The Fine Print: Under Control



In the new “smart house,” video screens drop magically from the ceiling, drapes open and close with the touch of a keypad—and there’s no jumble of remote controls cluttering the cocktail table. The secret is an electronic control system, which puts the power to turn up the heat, detect intruders or fill the house with music all in the palm of your hand.

Part of the beauty of a wired home is the absence of a tangle of components. The system’s brain, a series of black boxes, is tucked away in a closet or basement. “We did a cool installation in a 150-year-old town house off Rittenhouse Square,” says Jason Zucker, systems designer for HiFi House in Jenkintown. “We put all the DVDs and cable boxes in one closet, but they can watch [movies] on any one of their six TVs.”

Unplugged
Not long ago, such technology was reserved for the high-end homes, especially new construction in which wiring could be planned and installed during the blueprint stage.
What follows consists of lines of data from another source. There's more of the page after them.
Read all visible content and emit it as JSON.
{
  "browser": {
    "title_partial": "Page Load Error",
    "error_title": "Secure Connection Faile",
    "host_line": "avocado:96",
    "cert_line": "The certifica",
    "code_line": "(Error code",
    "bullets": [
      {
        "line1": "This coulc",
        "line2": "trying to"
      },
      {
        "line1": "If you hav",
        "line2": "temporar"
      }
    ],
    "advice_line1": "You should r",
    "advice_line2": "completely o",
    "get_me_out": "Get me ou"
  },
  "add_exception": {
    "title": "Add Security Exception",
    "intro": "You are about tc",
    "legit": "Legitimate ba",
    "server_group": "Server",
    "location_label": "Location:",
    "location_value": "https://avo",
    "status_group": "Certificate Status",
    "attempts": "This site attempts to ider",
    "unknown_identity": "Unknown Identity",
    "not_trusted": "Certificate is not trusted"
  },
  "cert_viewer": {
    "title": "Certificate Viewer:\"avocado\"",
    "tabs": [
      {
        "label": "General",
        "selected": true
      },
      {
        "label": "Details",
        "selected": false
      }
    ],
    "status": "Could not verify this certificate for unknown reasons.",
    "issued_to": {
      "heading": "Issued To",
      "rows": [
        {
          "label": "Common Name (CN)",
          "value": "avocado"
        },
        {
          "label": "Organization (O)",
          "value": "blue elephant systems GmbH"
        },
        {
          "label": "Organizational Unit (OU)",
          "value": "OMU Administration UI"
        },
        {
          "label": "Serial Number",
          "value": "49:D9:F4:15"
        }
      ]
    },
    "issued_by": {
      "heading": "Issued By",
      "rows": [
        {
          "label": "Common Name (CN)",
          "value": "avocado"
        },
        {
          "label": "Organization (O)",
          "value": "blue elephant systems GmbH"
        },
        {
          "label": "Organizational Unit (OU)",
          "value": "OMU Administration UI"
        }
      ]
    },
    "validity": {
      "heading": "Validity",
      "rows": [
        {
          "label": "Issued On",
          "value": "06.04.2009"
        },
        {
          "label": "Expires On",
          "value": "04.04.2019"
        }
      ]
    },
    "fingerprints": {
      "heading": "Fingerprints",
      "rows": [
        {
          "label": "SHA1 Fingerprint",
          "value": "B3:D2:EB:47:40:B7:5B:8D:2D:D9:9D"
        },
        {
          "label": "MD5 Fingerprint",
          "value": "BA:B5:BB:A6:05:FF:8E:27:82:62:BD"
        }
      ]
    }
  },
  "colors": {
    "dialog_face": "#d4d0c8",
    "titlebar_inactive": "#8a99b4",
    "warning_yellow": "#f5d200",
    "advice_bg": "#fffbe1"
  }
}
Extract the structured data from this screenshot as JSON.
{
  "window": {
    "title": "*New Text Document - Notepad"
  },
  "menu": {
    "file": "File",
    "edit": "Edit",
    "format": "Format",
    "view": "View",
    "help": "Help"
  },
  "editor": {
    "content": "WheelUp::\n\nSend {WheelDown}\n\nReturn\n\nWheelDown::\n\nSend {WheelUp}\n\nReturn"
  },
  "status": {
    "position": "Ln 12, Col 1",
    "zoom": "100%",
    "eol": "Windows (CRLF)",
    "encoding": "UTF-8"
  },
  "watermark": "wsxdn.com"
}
Retrofitting existing homes was expensive and invasive, producing lots of noisy drilling and clouds of plaster dust. But wireless technology is beginning to change that.

Although hard wiring still is necessary for a control system’s speed and stability, it is increasingly used in combination with wireless elements. MusicCast, manufactured by Yamaha, is a wireless system that provides digital sound throughout the house via a network of stations. Costs range from $500-$2,000 per room. “It works very well for older homes that have stone and plaster walls,” says Marc Franken, owner of Frankentek in Medford.
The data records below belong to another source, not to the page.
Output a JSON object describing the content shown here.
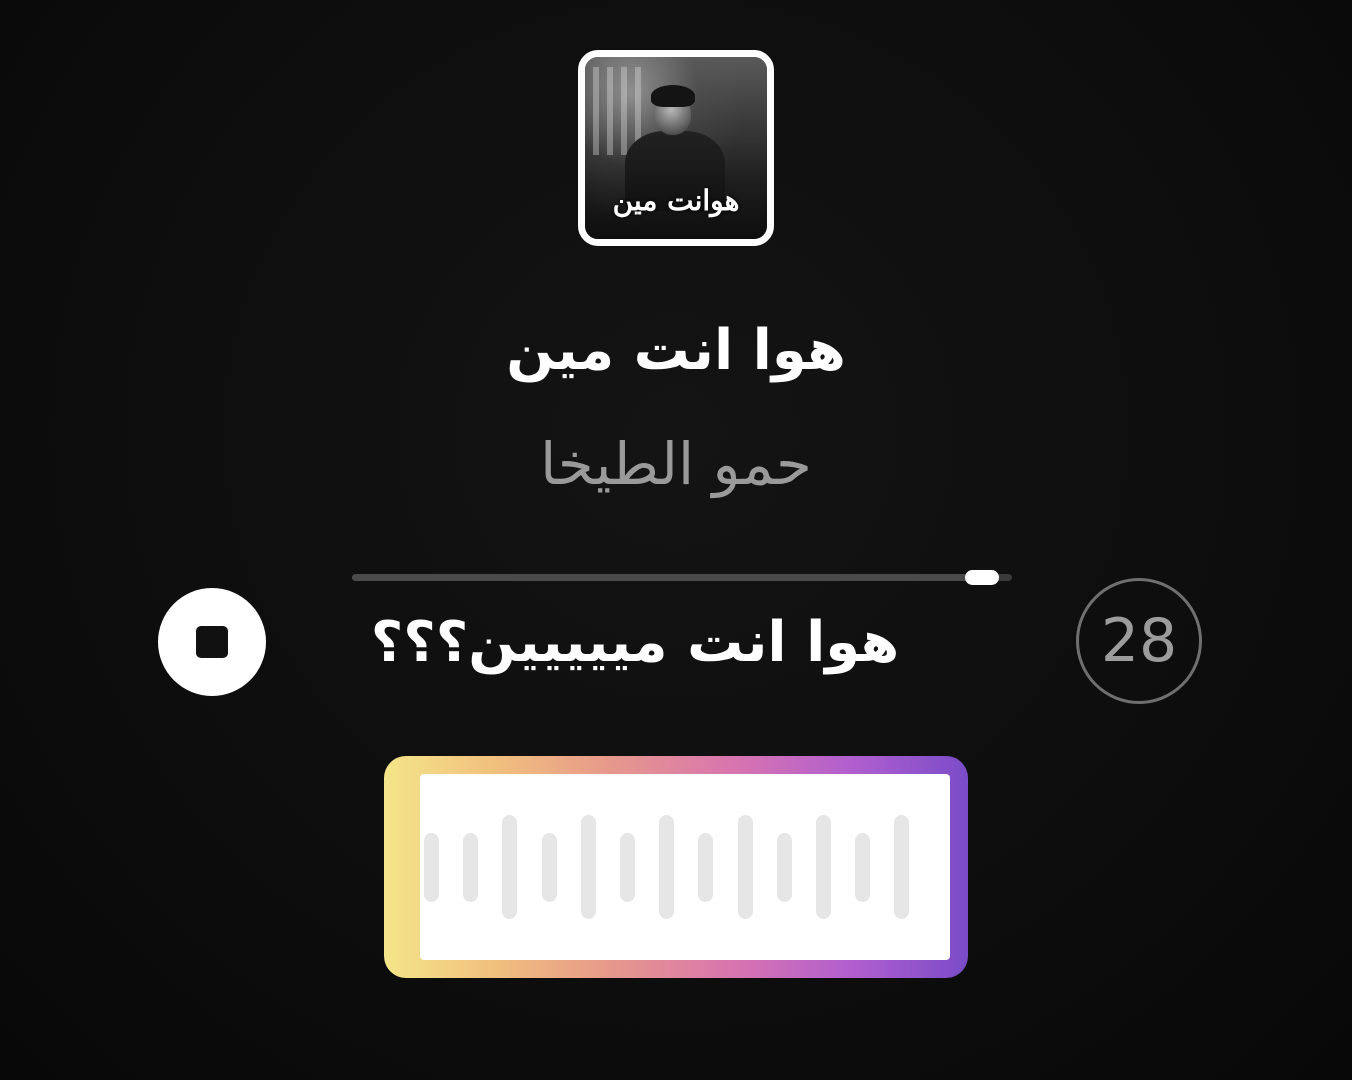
{
  "album": {
    "cover_text": "هوانت مين"
  },
  "song": {
    "title": "هوا انت مين",
    "artist": "حمو الطيخا"
  },
  "player": {
    "progress": 0.98,
    "lyric": "هوا انت مييييين؟؟؟",
    "countdown": "28",
    "stop_icon": "stop-icon"
  },
  "voice_sticker": {
    "icon": "waveform-icon",
    "colors": [
      "#f4e58a",
      "#e79a8a",
      "#d874b0",
      "#7a4cc8"
    ],
    "levels": [
      0.4,
      0.4,
      0.6,
      0.4,
      0.6,
      0.4,
      0.6,
      0.4,
      0.6,
      0.4,
      0.6,
      0.4,
      0.6
    ]
  }
}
Wireless technology is expanding the boundaries of the home office as well. Bells and whistles for the ultimate workspace include video screens that drop down for multimedia presentations and computer monitors on motorized lifts that disappear to instantly create a slick, clean desk. A camera positioned at the front door lets the homeowner know when visitors arrive. “If you decide you want to speak with the person, hit the button for the electric lock and he can let himself in,” says Franken.

As audiovisual systems trickle into the mainstream, more economical products are emerging. Still, prices for a custom home theater with concealed speakers and a substantial subwoofer range from $10,000 to more than $1 million.
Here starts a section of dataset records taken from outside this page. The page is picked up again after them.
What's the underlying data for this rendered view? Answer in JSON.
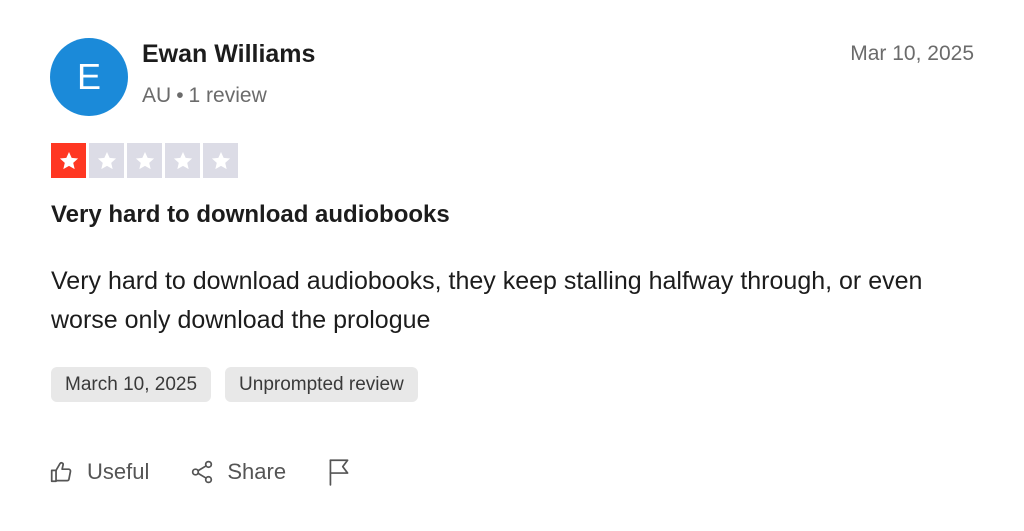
{
  "reviewer": {
    "initial": "E",
    "name": "Ewan Williams",
    "country": "AU",
    "separator": "•",
    "review_count": "1 review",
    "avatar_color": "#1b8ad9"
  },
  "review": {
    "date": "Mar 10, 2025",
    "rating": 1,
    "max_rating": 5,
    "title": "Very hard to download audiobooks",
    "body": "Very hard to download audiobooks, they keep stalling halfway through, or even worse only download the prologue",
    "tags": {
      "experience_date": "March 10, 2025",
      "review_type": "Unprompted review"
    }
  },
  "actions": {
    "useful_label": "Useful",
    "share_label": "Share"
  },
  "colors": {
    "star_filled": "#ff3722",
    "star_empty": "#dcdce6",
    "tag_bg": "#e8e8e8",
    "muted_text": "#6b6b6b"
  },
  "icons": {
    "useful": "thumbs-up-icon",
    "share": "share-icon",
    "report": "flag-icon",
    "star": "star-icon"
  }
}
Increasingly, homeowners are opting to make the theater part of an existing space, instead of a designated room. Franken designed a theater in a family room, where the drapes close automatically as the video screen descends from a panel in the ceiling. Media centers in home gyms are popular with athletes and fitness fanatics looking for incentive to exercise longer. “A home theater used to be fixed platform seating with a big screen and a red curtain,” Franken says. “Now it might be a luxurious master retreat, where a flat-screen TV pops up at the foot of the bed.”

As complex as the systems are to design and install, operating them is easy. That’s because all functions are programmed into a single, handheld touch pad. “Even in a one-room home theater, you’d wind up with six remote controls,” says Rob Dzedzy of Media Rooms in West Chester. “We put them together in a single, unifying remote control.” The entry price for a good-quality, black-and-white remote with screen made by Universal Remote Control starts around $300. “Then you go to its bigger brother, a color touch screen that is easier to read and much more user friendly, for about $1,500,” says Dzedzy. A high-end remote manufactured by Crestron is priced in the $4,500 range. But with the right electronic control system, it may be the only one you’ll ever need.

Lutron lighting systems can be programmed to illuminate designated areas, or brighten or dim to suit the mood. Instead of rows of wall switches, there’s a central touch pad. “The homeowner never has to worry if he turned off the basement light, because he can turn every light in the house on or off with a single stroke,” says Zucker. In an upper-echelon Crestron system, lighting, temperature and security all can be controlled from a laptop computer—and from anywhere in the world.